Here is a detailed argument.
A perdurantist who takes Relativity seriously will say that for each inertial reference frame R and each persistent object, the object is made of R-temporal slices, where an R-temporal slice is a slice all of whose points are simultaneous according to R.
Now, suppose that p is a fundamental particle and that p is made up of a family F1 of temporal slices defined by an inertial reference frame R1. Now, particles are rarely if ever perfectly localized spatially on standard interpretations of Quantum Mechanics (Bohmianism is an exception): except perhaps right after a collapse, their position is fuzzy and wavelike. Thus, most particle-slices in F1 will not be localized at a single point. Consider one of the typical unlocalized particle-slices, call it S. Since it’s not localized, S must cover (be at least partially located at) at least two distinct spacetime points a and b. These points are simultaneous according to R1.
But for two distinct spacetime points that are simultaneous according to one frame, there will be another frame according to which they are not simultaneous.
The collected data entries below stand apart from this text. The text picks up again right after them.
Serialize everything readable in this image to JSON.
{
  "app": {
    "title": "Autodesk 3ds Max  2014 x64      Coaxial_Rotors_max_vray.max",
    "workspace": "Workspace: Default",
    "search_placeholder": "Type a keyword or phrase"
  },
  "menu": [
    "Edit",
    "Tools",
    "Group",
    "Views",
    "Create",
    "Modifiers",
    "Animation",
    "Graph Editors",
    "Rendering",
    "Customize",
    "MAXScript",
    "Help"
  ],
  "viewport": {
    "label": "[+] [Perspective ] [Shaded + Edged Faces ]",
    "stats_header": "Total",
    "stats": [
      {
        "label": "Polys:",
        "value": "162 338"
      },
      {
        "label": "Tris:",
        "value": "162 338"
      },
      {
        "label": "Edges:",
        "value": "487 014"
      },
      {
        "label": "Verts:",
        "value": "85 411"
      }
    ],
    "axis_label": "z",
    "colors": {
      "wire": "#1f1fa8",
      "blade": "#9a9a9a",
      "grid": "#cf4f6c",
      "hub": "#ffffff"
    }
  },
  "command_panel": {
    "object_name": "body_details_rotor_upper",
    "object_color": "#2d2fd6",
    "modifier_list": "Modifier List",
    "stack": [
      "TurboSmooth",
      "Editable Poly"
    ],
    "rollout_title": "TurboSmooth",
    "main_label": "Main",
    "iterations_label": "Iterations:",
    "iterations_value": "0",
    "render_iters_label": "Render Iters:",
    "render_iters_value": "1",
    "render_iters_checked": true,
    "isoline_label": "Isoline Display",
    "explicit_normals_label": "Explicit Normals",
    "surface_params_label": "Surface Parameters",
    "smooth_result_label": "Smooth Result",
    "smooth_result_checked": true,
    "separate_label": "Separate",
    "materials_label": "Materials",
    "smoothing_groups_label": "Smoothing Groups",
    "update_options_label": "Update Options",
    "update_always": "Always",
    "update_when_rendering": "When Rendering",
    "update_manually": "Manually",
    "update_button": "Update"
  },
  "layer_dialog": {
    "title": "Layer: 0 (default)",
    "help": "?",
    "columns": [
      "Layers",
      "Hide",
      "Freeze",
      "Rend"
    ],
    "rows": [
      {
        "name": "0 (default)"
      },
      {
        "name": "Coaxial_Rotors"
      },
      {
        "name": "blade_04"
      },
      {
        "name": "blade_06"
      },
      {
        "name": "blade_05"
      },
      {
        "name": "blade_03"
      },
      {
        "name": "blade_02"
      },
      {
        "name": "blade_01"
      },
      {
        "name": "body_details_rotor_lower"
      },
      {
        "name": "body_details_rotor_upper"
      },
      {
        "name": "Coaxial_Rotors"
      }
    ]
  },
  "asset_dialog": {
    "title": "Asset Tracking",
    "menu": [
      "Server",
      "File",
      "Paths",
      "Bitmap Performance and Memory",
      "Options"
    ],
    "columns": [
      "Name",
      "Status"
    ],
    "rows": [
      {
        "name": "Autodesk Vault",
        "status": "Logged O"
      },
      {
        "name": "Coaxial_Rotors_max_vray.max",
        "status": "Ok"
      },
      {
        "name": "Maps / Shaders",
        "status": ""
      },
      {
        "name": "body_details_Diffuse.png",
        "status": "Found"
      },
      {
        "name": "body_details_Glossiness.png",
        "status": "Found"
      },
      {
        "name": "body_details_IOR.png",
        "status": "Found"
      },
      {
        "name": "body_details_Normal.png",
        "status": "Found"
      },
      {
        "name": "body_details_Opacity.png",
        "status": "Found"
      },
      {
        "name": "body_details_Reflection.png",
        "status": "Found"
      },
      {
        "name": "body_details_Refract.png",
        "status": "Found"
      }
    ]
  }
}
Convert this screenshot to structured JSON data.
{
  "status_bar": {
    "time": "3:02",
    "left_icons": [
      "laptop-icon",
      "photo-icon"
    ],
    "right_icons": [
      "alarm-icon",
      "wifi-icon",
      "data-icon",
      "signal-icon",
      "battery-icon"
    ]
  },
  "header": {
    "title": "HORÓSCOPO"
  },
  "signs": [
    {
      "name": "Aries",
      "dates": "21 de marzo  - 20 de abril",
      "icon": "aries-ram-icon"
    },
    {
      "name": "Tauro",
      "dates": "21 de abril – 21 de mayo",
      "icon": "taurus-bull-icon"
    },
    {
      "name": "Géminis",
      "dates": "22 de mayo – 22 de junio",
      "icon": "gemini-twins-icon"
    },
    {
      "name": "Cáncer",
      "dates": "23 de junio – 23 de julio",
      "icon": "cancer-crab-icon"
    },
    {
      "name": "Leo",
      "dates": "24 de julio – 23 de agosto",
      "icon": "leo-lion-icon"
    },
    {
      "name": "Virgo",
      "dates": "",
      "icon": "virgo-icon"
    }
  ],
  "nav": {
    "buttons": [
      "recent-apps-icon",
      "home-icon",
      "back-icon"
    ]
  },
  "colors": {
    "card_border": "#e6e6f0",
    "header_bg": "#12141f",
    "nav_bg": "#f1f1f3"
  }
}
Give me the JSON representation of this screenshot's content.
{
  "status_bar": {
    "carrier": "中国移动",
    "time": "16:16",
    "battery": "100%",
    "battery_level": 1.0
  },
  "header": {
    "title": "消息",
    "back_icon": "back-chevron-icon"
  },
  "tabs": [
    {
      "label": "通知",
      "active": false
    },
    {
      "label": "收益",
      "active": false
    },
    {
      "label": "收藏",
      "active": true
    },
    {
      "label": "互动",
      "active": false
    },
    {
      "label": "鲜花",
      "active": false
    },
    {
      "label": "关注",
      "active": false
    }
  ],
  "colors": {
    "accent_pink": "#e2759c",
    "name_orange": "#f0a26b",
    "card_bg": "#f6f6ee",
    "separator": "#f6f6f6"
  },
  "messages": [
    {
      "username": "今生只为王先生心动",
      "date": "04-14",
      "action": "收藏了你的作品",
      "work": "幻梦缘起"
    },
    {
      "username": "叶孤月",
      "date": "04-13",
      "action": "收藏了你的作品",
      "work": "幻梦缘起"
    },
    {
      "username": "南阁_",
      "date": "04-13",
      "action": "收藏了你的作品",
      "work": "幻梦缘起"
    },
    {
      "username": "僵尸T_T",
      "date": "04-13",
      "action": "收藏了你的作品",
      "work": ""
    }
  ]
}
Let R2, thus, be a frame according to which a and b are not simultaneous. Let F2 be the family of temporal slices making up p according to R2. Then S is not a part (proper or improper) of any slice in F2, since S covers the points a and b of spacetime, but no member of F2 covers these two points. But:
- If a simple x is not a part of any member of a family F of objects, then x is not a part of any object made up of the members of that family.
Thus, if S is simple, then S is not a part of our particle p, which is absurd. Therefore, for any reference frame R and particle p, a typical R-temporal slice of p is not simple.
I think the perdurantist’s best bet is supersubstantialism, the view that particles are themselves made out of points of spacetime. But I do not think this is a satisfactory view. After all, two bosons could exist for all eternity in the same place.
Without Relativity, the problem is easily solved: particle-slices could be extended simples.
It is, I think, ironic that perdurantism would have trouble with Relativity. After all, a standard path to perdurantism is: Special Relativity → four-dimensionalism → perdurantism.
I myself accept four-dimensionalism but not perdurantism.